Od poniedziałku do piątku na nowym placu zabaw na łódzkim Złotnie można się bawić do 18. W weekendy o trzy godziny krócej. - Jeden z mieszkańców poszedł z nami do sądu, stąd te ograniczenia - tłumaczą urzędnicy. Mieszkańcy robią wielkie oczy i przypominają: to jedyny duży plac na osiedlu, na którym jest ponad 7 tysięcy osób.
Jest schludne, estetyczne ogrodzenie. Bawiące się dzieci biegają po piasku, żeby nie zrobić sobie krzywdy. Są huśtawki i drabinki. Plac zabaw na łódzkim Złotnie przypomina setki innych. Różni się tylko tabliczką, która wita wchodzących. Przeczytać na niej można, że plac est dostępny w wyznaczonych godzinach - w tygodniu do godziny 18, a w weekendy do 15.
- Absurd. Szczególnie kłuje w oczy zapis dotyczący weekendów - mówi przed kamerą TVN24 jeden z mieszkańców osiedla.
Podkreśla, że to jedyne miejsce dla dzieci na dużym osiedlu.
- To po prostu bardzo przykre. Każdy rodzic kontroluje przecież dziecko, z którym pojawia się na placu. Nic z tego nie rozumiem - mówi matka ze Złotna.
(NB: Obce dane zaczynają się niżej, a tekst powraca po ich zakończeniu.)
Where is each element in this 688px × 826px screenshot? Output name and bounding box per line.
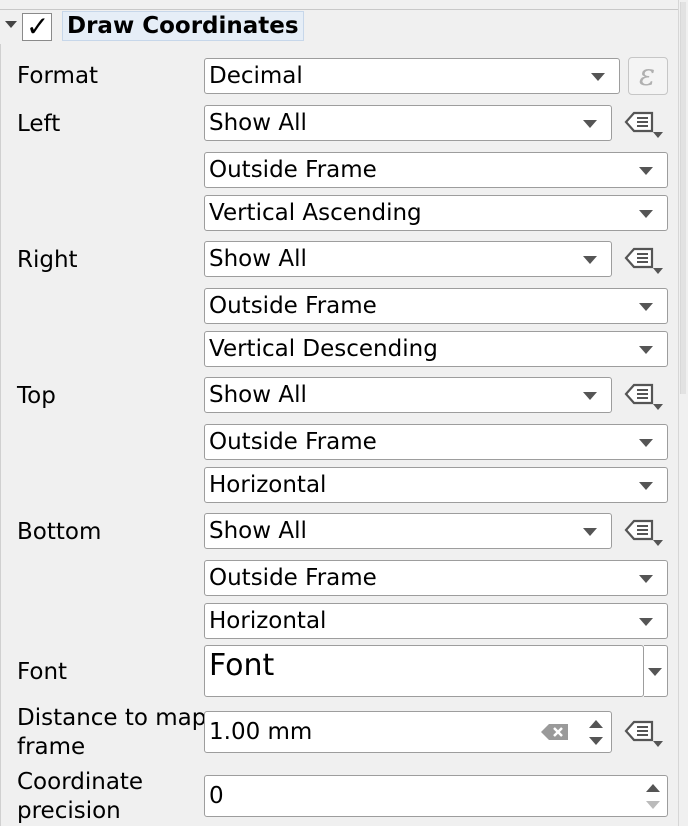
left-data-defined-button[interactable] — [620, 105, 668, 141]
format-label: Format — [17, 63, 99, 89]
chevron-down-icon — [583, 120, 597, 128]
left-display-combo[interactable]: Show All — [204, 105, 612, 141]
top-label: Top — [17, 383, 56, 409]
right-display-value: Show All — [209, 246, 307, 272]
draw-coordinates-group-header: ✓ Draw Coordinates — [0, 10, 678, 44]
left-display-value: Show All — [209, 110, 307, 136]
scrollbar-divider — [678, 0, 679, 826]
distance-spinbox[interactable]: 1.00 mm — [204, 711, 612, 753]
bottom-position-value: Outside Frame — [209, 565, 377, 591]
bottom-position-combo[interactable]: Outside Frame — [204, 560, 668, 596]
expression-button[interactable]: ε — [628, 57, 668, 95]
chevron-down-icon — [639, 346, 653, 354]
chevron-down-icon — [639, 167, 653, 175]
right-position-value: Outside Frame — [209, 293, 377, 319]
bottom-label: Bottom — [17, 519, 102, 545]
left-label: Left — [17, 111, 61, 137]
data-defined-override-icon — [624, 720, 663, 747]
vertical-scrollbar[interactable] — [678, 0, 688, 826]
right-position-combo[interactable]: Outside Frame — [204, 288, 668, 324]
chevron-down-icon — [639, 618, 653, 626]
data-defined-override-icon — [624, 519, 663, 546]
precision-spinbox[interactable]: 0 — [204, 775, 668, 817]
chevron-down-icon — [639, 575, 653, 583]
chevron-down-icon — [583, 256, 597, 264]
top-position-value: Outside Frame — [209, 429, 377, 455]
top-display-value: Show All — [209, 382, 307, 408]
left-direction-value: Vertical Ascending — [209, 200, 422, 226]
chevron-down-icon — [639, 439, 653, 447]
data-defined-override-icon — [624, 383, 663, 410]
bottom-direction-value: Horizontal — [209, 608, 327, 634]
format-value: Decimal — [209, 63, 303, 89]
font-menu-button[interactable] — [644, 645, 668, 697]
distance-label-line2: frame — [17, 734, 86, 760]
top-display-combo[interactable]: Show All — [204, 377, 612, 413]
increment-icon[interactable] — [646, 784, 660, 792]
group-title[interactable]: Draw Coordinates — [62, 11, 304, 41]
bottom-direction-combo[interactable]: Horizontal — [204, 603, 668, 639]
format-combo[interactable]: Decimal — [204, 58, 620, 94]
chevron-down-icon — [591, 73, 605, 81]
bottom-data-defined-button[interactable] — [620, 513, 668, 549]
chevron-down-icon — [639, 303, 653, 311]
right-display-combo[interactable]: Show All — [204, 241, 612, 277]
chevron-down-icon — [583, 392, 597, 400]
checkmark-icon: ✓ — [26, 10, 50, 43]
chevron-down-icon — [648, 668, 662, 676]
top-position-combo[interactable]: Outside Frame — [204, 424, 668, 460]
font-button[interactable]: Font — [204, 645, 644, 697]
draw-coordinates-checkbox[interactable]: ✓ — [22, 10, 52, 43]
data-defined-override-icon — [624, 111, 663, 138]
right-data-defined-button[interactable] — [620, 241, 668, 277]
epsilon-icon: ε — [639, 58, 656, 93]
bottom-display-combo[interactable]: Show All — [204, 513, 612, 549]
decrement-icon[interactable] — [589, 737, 603, 745]
right-direction-combo[interactable]: Vertical Descending — [204, 331, 668, 367]
chevron-down-icon — [583, 528, 597, 536]
font-label: Font — [17, 659, 68, 685]
bottom-display-value: Show All — [209, 518, 307, 544]
top-data-defined-button[interactable] — [620, 377, 668, 413]
right-label: Right — [17, 247, 78, 273]
chevron-down-icon — [639, 210, 653, 218]
top-direction-value: Horizontal — [209, 472, 327, 498]
distance-value: 1.00 mm — [209, 719, 313, 745]
distance-data-defined-button[interactable] — [620, 714, 668, 750]
font-button-label: Font — [209, 648, 275, 683]
precision-label-line1: Coordinate — [17, 769, 144, 795]
left-position-value: Outside Frame — [209, 157, 377, 183]
panel-left-border — [0, 44, 4, 826]
top-direction-combo[interactable]: Horizontal — [204, 467, 668, 503]
chevron-down-icon — [639, 482, 653, 490]
left-position-combo[interactable]: Outside Frame — [204, 152, 668, 188]
precision-value: 0 — [209, 783, 224, 809]
distance-label-line1: Distance to map — [17, 705, 207, 731]
left-direction-combo[interactable]: Vertical Ascending — [204, 195, 668, 231]
chevron-down-icon[interactable] — [5, 21, 17, 28]
clear-icon[interactable] — [540, 722, 570, 742]
decrement-icon[interactable] — [646, 801, 660, 809]
right-direction-value: Vertical Descending — [209, 336, 438, 362]
precision-label-line2: precision — [17, 798, 121, 824]
scrollbar-thumb[interactable] — [680, 2, 686, 394]
increment-icon[interactable] — [589, 720, 603, 728]
top-divider — [0, 0, 688, 10]
data-defined-override-icon — [624, 247, 663, 274]
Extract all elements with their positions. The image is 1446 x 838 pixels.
Teren zarządzany jest przez miasto i to jego przedstawiciele powiesili tabliczkę. Jak jednak tłumaczą, zrobili to z ciężkim sercem.
- Chcielibyśmy, żeby plac był dostępny również w innych godzinach - zapewnia Łukasz Goss z łódzkiego magistratu.
Dlaczego zatem podjęto taką, a nie inną decyzję?
- Jeden z mieszkańców wytoczył miastu proces. Twierdzi, że przez hałas na placu zabaw nie może normalnie egzystować. Proces trwa, ale do momentu jego zakończenia sąd zobowiązał nas do wprowadzanie ograniczeń w godzinach otwarcia placu - mówi Goss.
Sprawa otwarta
Katarzyna Pasikowska-Poczopko, reporterka TVN24, dowiedziała się, że na hałas narzeka właściciel domu znajdującego się tuż obok placu.
- Mężczyzna podkreśla, że teren, na którym powstał plac, miał być przeznaczony pod budownictwo. Twierdzi, że inwestycja powstała bezprawnie - opowiada.
Magistrat odpowiada, że w miejscu wybudowania inwestycji nie było planu zagospodarowania przestrzennego.
Mieszkańcowi mają przeszkadzać nie tyle dzieci na placu zabaw, co nieco starsze osoby korzystające z okolicznego boiska i siłowni miejskiej. Właściciel posesji zwraca też uwagę na to, że niszczone jest jego mienie. Opowiada, że na ogrodzeniu regularnie pojawiają się wulgarne napisy.